Kerrie Norton is one of a number of members of the Cote First Nation who were raised off-reserve in urban centres. Having grown up in Saskatoon, Norton describes herself as a city girl through and through. However, after a lucrative career as a network analyst working in the Alberta oil and gas industry, Norton has recently returned to her homeland with a vision for her own healthy new lifestyle and hopes to set an example that will inspire others.
“Working in the oil and gas industry was great money,” Norton shared with the Kamsack Times. “During those years – and until I was laid off, I was able to buy high quality, organic food for my family. Without that sufficient income, I really began to understand the correlation between diet and health. From my personal experience, I can see how not being able to afford good food can lead to obesity, depression, fatigue, and disease like diabetes, stroke and heart disease.”
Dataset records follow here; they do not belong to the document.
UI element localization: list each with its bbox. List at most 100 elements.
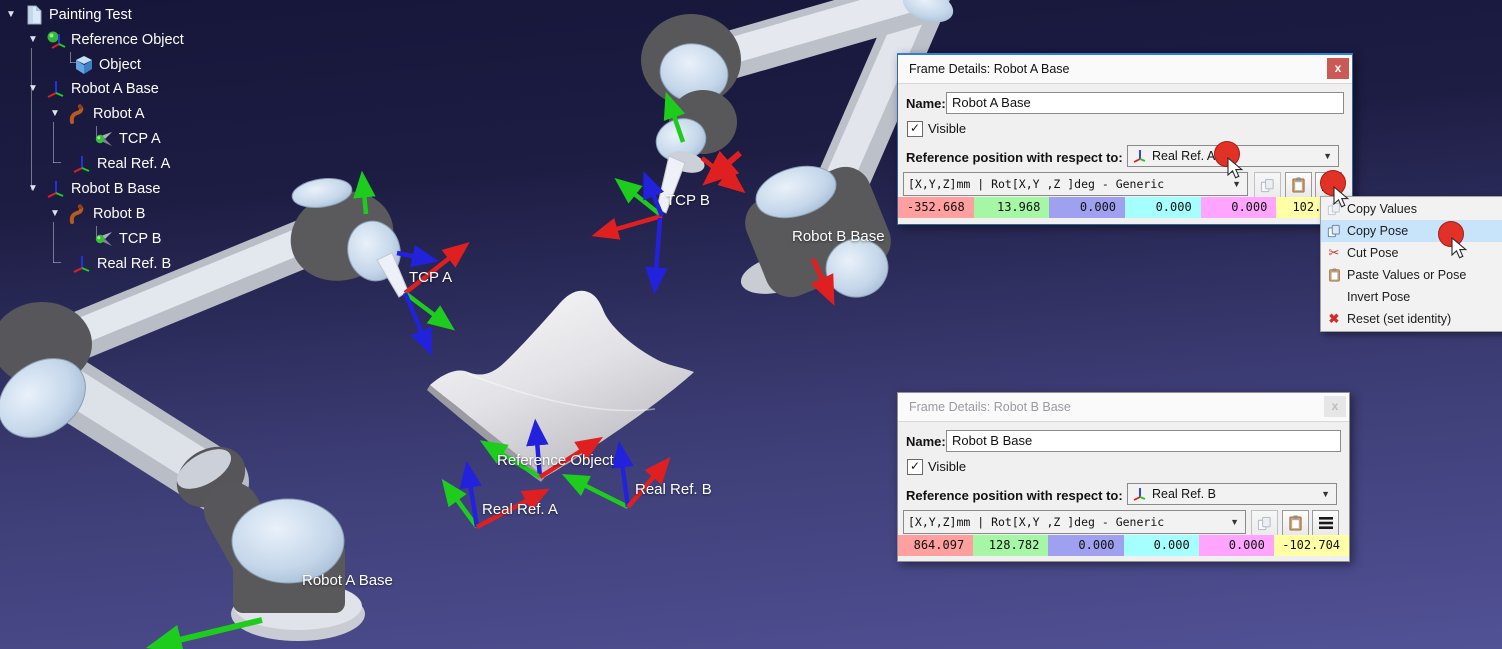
tree-item-robot-b-base[interactable]: ▼ Robot B Base <box>0 176 160 201</box>
label-reference-object: Reference Object <box>497 452 614 469</box>
menu-item-label: Invert Pose <box>1347 290 1410 304</box>
menu-item-copy-pose[interactable]: Copy Pose <box>1321 220 1502 242</box>
pose-format-combo[interactable]: [X,Y,Z]mm | Rot[X,Y ,Z ]deg - Generic ▼ <box>903 172 1248 196</box>
tree-item-object[interactable]: Object <box>0 52 141 77</box>
paste-button[interactable] <box>1285 172 1312 198</box>
pose-z[interactable]: 0.000 <box>1049 197 1125 218</box>
expand-arrow-icon[interactable]: ▼ <box>28 34 46 45</box>
tree-item-real-ref-a[interactable]: Real Ref. A <box>0 151 170 176</box>
tree-item-label: Robot B Base <box>71 181 160 197</box>
tree-item-painting-test[interactable]: ▼ Painting Test <box>0 2 132 27</box>
tree-item-tcp-b[interactable]: TCP B <box>0 226 161 251</box>
expand-arrow-icon[interactable]: ▼ <box>28 183 46 194</box>
dialog-titlebar[interactable]: Frame Details: Robot A Base <box>898 55 1352 84</box>
paste-icon <box>1291 177 1306 193</box>
tree-item-label: TCP B <box>119 231 161 247</box>
name-input[interactable]: Robot A Base <box>946 92 1344 114</box>
menu-item-cut-pose[interactable]: ✂ Cut Pose <box>1321 242 1502 264</box>
hamburger-icon <box>1322 179 1336 191</box>
frame-icon <box>46 179 66 199</box>
pose-x[interactable]: 864.097 <box>898 535 973 556</box>
menu-item-invert-pose[interactable]: Invert Pose <box>1321 286 1502 308</box>
copy-button[interactable] <box>1251 510 1278 536</box>
reference-label: Reference position with respect to: <box>906 488 1123 503</box>
tree-item-robot-a[interactable]: ▼ Robot A <box>0 101 145 126</box>
menu-item-label: Reset (set identity) <box>1347 312 1451 326</box>
menu-item-label: Copy Pose <box>1347 224 1408 238</box>
frame-icon <box>1132 148 1148 164</box>
chevron-down-icon: ▼ <box>1321 489 1330 499</box>
pose-z[interactable]: 0.000 <box>1048 535 1123 556</box>
pose-values-row: 864.097 128.782 0.000 0.000 0.000 -102.7… <box>898 535 1349 556</box>
menu-item-paste[interactable]: Paste Values or Pose <box>1321 264 1502 286</box>
menu-item-label: Cut Pose <box>1347 246 1398 260</box>
pose-rz[interactable]: -102.704 <box>1274 535 1349 556</box>
pose-context-menu: Copy Values Copy Pose ✂ Cut Pose Paste V… <box>1320 196 1502 332</box>
tree-item-label: Painting Test <box>49 7 132 23</box>
tree-item-real-ref-b[interactable]: Real Ref. B <box>0 251 171 276</box>
tree-item-robot-a-base[interactable]: ▼ Robot A Base <box>0 76 159 101</box>
tool-icon <box>94 129 114 149</box>
name-label: Name: <box>906 96 946 111</box>
tree-item-label: Object <box>99 57 141 73</box>
frame-details-dialog-b: Frame Details: Robot B Base x Name: Robo… <box>897 392 1350 562</box>
tree-item-label: TCP A <box>119 131 161 147</box>
name-label: Name: <box>906 434 946 449</box>
tree-item-tcp-a[interactable]: TCP A <box>0 126 161 151</box>
menu-item-reset-identity[interactable]: ✖ Reset (set identity) <box>1321 308 1502 330</box>
pose-ry[interactable]: 0.000 <box>1199 535 1274 556</box>
pose-rx[interactable]: 0.000 <box>1124 535 1199 556</box>
expand-arrow-icon[interactable]: ▼ <box>50 208 68 219</box>
reference-combo[interactable]: Real Ref. B ▼ <box>1127 483 1337 505</box>
visible-label: Visible <box>928 121 966 136</box>
visible-label: Visible <box>928 459 966 474</box>
dialog-titlebar[interactable]: Frame Details: Robot B Base <box>898 393 1349 422</box>
menu-item-label: Copy Values <box>1347 202 1417 216</box>
copy-button[interactable] <box>1254 172 1281 198</box>
tool-icon <box>94 229 114 249</box>
pose-ry[interactable]: 0.000 <box>1201 197 1277 218</box>
expand-arrow-icon[interactable]: ▼ <box>28 83 46 94</box>
pose-y[interactable]: 128.782 <box>973 535 1048 556</box>
robot-icon <box>68 204 88 224</box>
menu-button[interactable] <box>1315 172 1342 198</box>
pose-rx[interactable]: 0.000 <box>1125 197 1201 218</box>
frame-details-dialog-a: Frame Details: Robot A Base x Name: Robo… <box>897 53 1353 225</box>
cube-icon <box>74 55 94 75</box>
tree-item-reference-object[interactable]: ▼ Reference Object <box>0 27 184 52</box>
pose-y[interactable]: 13.968 <box>974 197 1050 218</box>
visible-checkbox[interactable]: ✓ <box>907 121 923 137</box>
label-tcp-b: TCP B <box>666 192 710 209</box>
menu-button[interactable] <box>1312 510 1339 536</box>
expand-arrow-icon[interactable]: ▼ <box>50 108 68 119</box>
menu-item-label: Paste Values or Pose <box>1347 268 1466 282</box>
red-x-icon: ✖ <box>1321 311 1347 327</box>
pose-values-row: -352.668 13.968 0.000 0.000 0.000 102.70… <box>898 197 1352 218</box>
reference-combo-value: Real Ref. A <box>1152 149 1215 163</box>
close-icon[interactable]: x <box>1324 396 1346 417</box>
3d-viewport[interactable]: TCP B Robot B Base TCP A Reference Objec… <box>0 0 1502 649</box>
scissors-icon: ✂ <box>1321 245 1347 261</box>
pose-format-combo[interactable]: [X,Y,Z]mm | Rot[X,Y ,Z ]deg - Generic ▼ <box>903 510 1246 534</box>
menu-item-copy-values[interactable]: Copy Values <box>1321 198 1502 220</box>
pose-x[interactable]: -352.668 <box>898 197 974 218</box>
label-tcp-a: TCP A <box>409 269 452 286</box>
dialog-title: Frame Details: Robot A Base <box>909 62 1070 76</box>
close-icon[interactable]: x <box>1327 58 1349 79</box>
reference-combo-value: Real Ref. B <box>1152 487 1216 501</box>
label-real-ref-b: Real Ref. B <box>635 481 712 498</box>
pose-format-value: [X,Y,Z]mm | Rot[X,Y ,Z ]deg - Generic <box>908 177 1164 191</box>
copy-icon <box>1257 516 1272 531</box>
tree-item-robot-b[interactable]: ▼ Robot B <box>0 201 145 226</box>
name-input[interactable]: Robot B Base <box>946 430 1341 452</box>
station-icon <box>24 5 44 25</box>
paste-button[interactable] <box>1282 510 1309 536</box>
reference-label: Reference position with respect to: <box>906 150 1123 165</box>
expand-arrow-icon[interactable]: ▼ <box>6 9 24 20</box>
label-real-ref-a: Real Ref. A <box>482 501 558 518</box>
chevron-down-icon: ▼ <box>1230 517 1239 527</box>
tree-item-label: Reference Object <box>71 32 184 48</box>
visible-checkbox[interactable]: ✓ <box>907 459 923 475</box>
reference-combo[interactable]: Real Ref. A ▼ <box>1127 145 1339 167</box>
label-robot-a-base: Robot A Base <box>302 572 393 589</box>
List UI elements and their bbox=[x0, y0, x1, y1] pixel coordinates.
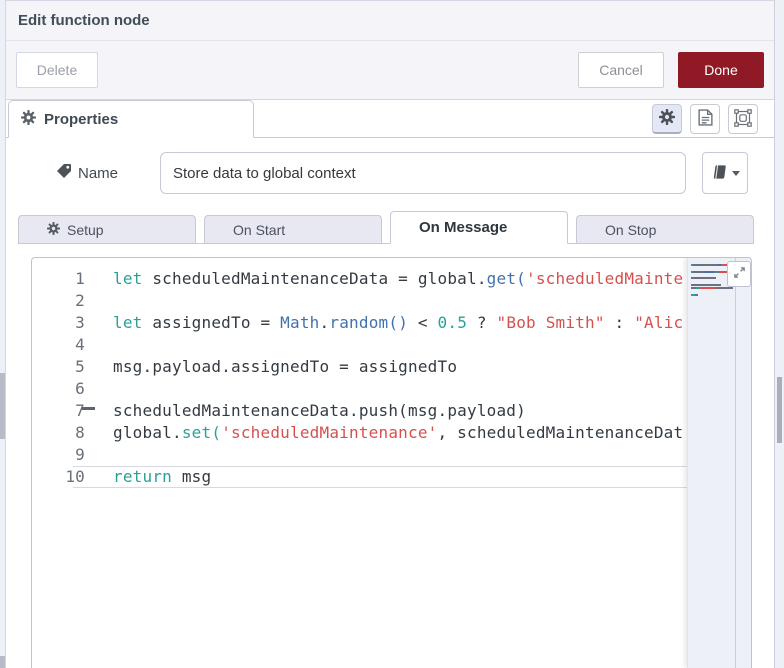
name-row: Name bbox=[6, 151, 774, 195]
code-line: 6 bbox=[32, 378, 687, 400]
code-line: 2 bbox=[32, 290, 687, 312]
tab-properties[interactable]: Properties bbox=[8, 100, 254, 138]
tab-on-start[interactable]: On Start bbox=[204, 215, 382, 244]
dialog-header: Edit function node bbox=[6, 1, 774, 41]
line-number: 10 bbox=[65, 467, 85, 486]
code-line: 1 let scheduledMaintenanceData = global.g… bbox=[32, 268, 687, 290]
code-line: 5 msg.payload.assignedTo = assignedTo bbox=[32, 356, 687, 378]
code-line: 8 global.set('scheduledMaintenance', sche… bbox=[32, 422, 687, 444]
function-tabs: Setup On Start On Message On Stop bbox=[18, 211, 754, 244]
chevron-down-icon bbox=[732, 170, 740, 176]
code-line: 7 scheduledMaintenanceData.push(msg.paylo… bbox=[32, 400, 687, 422]
line-number: 3 bbox=[75, 313, 85, 332]
left-scrollbar-thumb[interactable] bbox=[0, 373, 5, 439]
delete-button[interactable]: Delete bbox=[16, 52, 98, 88]
editor-tabbar: Properties bbox=[6, 100, 774, 138]
tab-properties-label: Properties bbox=[44, 110, 119, 128]
line-number: 5 bbox=[75, 357, 85, 376]
name-input[interactable] bbox=[160, 152, 686, 194]
right-scrollbar-thumb[interactable] bbox=[777, 377, 782, 443]
fit-to-selection-button[interactable] bbox=[728, 104, 758, 134]
tab-on-message-label: On Message bbox=[419, 219, 508, 236]
left-scrollbar-thumb-bottom[interactable] bbox=[0, 656, 5, 668]
outer-left-scrollbar[interactable] bbox=[0, 0, 6, 668]
editor-toolbar-icons bbox=[652, 104, 758, 134]
code-line: 3 let assignedTo = Math.random() < 0.5 ? … bbox=[32, 312, 687, 334]
document-icon bbox=[697, 109, 713, 129]
expand-editor-button[interactable] bbox=[727, 261, 751, 287]
edit-function-node-dialog: Edit function node Delete Cancel Done Pr… bbox=[6, 0, 774, 668]
expand-icon bbox=[733, 266, 746, 282]
documentation-button[interactable] bbox=[690, 104, 720, 134]
library-button[interactable] bbox=[702, 152, 748, 194]
fit-selection-icon bbox=[734, 108, 752, 130]
line-number: 8 bbox=[75, 423, 85, 442]
dialog-title: Edit function node bbox=[18, 12, 150, 29]
outer-right-scrollbar[interactable] bbox=[774, 0, 784, 668]
book-icon bbox=[710, 164, 727, 183]
code-line: 9 bbox=[32, 444, 687, 466]
dialog-button-row: Delete Cancel Done bbox=[6, 41, 774, 100]
tab-setup[interactable]: Setup bbox=[18, 215, 196, 244]
code-lines[interactable]: 1 let scheduledMaintenanceData = global.g… bbox=[32, 258, 687, 668]
minimap-zone bbox=[687, 258, 751, 668]
code-text: let assignedTo = Math.random() < 0.5 ? "… bbox=[113, 313, 684, 332]
tab-setup-label: Setup bbox=[67, 221, 104, 238]
line-number: 7 bbox=[75, 401, 85, 420]
name-label: Name bbox=[56, 151, 118, 195]
line-number: 9 bbox=[75, 445, 85, 464]
tab-on-message[interactable]: On Message bbox=[390, 211, 568, 244]
code-line: 4 bbox=[32, 334, 687, 356]
gear-icon bbox=[21, 109, 36, 129]
code-line: 10 return msg bbox=[32, 466, 687, 488]
editor-scrollbar-thumb[interactable] bbox=[82, 407, 95, 410]
line-number: 1 bbox=[75, 269, 85, 288]
name-label-text: Name bbox=[78, 164, 119, 182]
line-number: 4 bbox=[75, 335, 85, 354]
settings-gear-button[interactable] bbox=[652, 104, 682, 134]
gear-icon bbox=[659, 109, 675, 128]
cancel-button[interactable]: Cancel bbox=[578, 52, 664, 88]
code-text: scheduledMaintenanceData.push(msg.payloa… bbox=[113, 401, 526, 420]
line-number: 6 bbox=[75, 379, 85, 398]
code-editor[interactable]: 1 let scheduledMaintenanceData = global.g… bbox=[31, 257, 752, 668]
code-text: global.set('scheduledMaintenance', sched… bbox=[113, 423, 684, 442]
code-text: let scheduledMaintenanceData = global.ge… bbox=[113, 269, 684, 288]
line-number: 2 bbox=[75, 291, 85, 310]
editor-scrollbar[interactable] bbox=[735, 258, 751, 668]
tab-on-stop-label: On Stop bbox=[605, 221, 657, 238]
code-text: msg.payload.assignedTo = assignedTo bbox=[113, 357, 458, 376]
gear-icon bbox=[47, 221, 60, 238]
tab-on-start-label: On Start bbox=[233, 221, 286, 238]
code-text: return msg bbox=[113, 467, 212, 486]
done-button[interactable]: Done bbox=[678, 52, 764, 88]
tag-icon bbox=[56, 163, 72, 183]
tab-on-stop[interactable]: On Stop bbox=[576, 215, 754, 244]
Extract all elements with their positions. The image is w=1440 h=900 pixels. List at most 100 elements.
Norton believes poverty is at the root of the majority of problems facing Indigenous communities across Canada. While she has experienced life with a good salary and high quality foods, Norton has also lived in and around extreme poverty, and she believes adequate nutrition is a vital step in creating real change for her nation and others like it in Canada.
“Families that live in poverty are stuck in a vicious cycle. When you don’t have a sustainable, living wage, you are forced to buy cheap foods with very low to no nutritional value. The packaged and processed foods may do the job of filling your babies’ hungry tummies when they cry, but they are mostly filler foods with high amounts of preservatives, salt, and sugar. Our people are facing a health crisis and I believe that changing what we are eating will be the first step toward healing.”
Norton has made it her mission to learn about food systems in Canada – specifically Indigenous growing methods, like the Three Sisters Gardening method of group planting corn, beans, and squash. Admitting she is at the very beginning of her learning process, Norton said she currently knows very little about how to grow her own food, and that concerns her.
“I ask myself, what would happen if the economy tanked? What if our infrastructure collapsed and we weren’t getting food trucked in anymore? I would probably die. Not only do I want to learn how to eat locally grown, nutritious foods, I want to learn how to grow those foods to feed myself, my family, and my people.”
This will be the first summer that the self-described city girl has planted her own backyard garden. She admits she expects a lot of failure, but that is not stopping her from diving into the new practice and learning from her mistakes. In addition, she has led the initiative to get her peers involved in growing a community garden. The 100 foot by 110 foot garden is located in a large open field behind the Chief Gabriel Cote Education Complex, and will provide a number of organic vegetables to be shared among Cote First Nation members come harvest time.
“I’d love to plan a big harvest event to celebrate,” shared Norton. “This is just the start. Once we get going strong, I believe that harvesting our own locally grown, organic foods will lead to a sense of pride. It will motivate many of us to get out of that stuck-in-the-mud feeling that comes with living in poverty.”
In her plans for the future, Norton aims to organize a series of workshops that teach community-based gardening, seed harvesting, canning, pickling, dehydrating, and off-grid winter storage techniques. She is excited about the road ahead, her big personal learning curve, and eventually sharing her accumulated knowledge to help others feel empowered.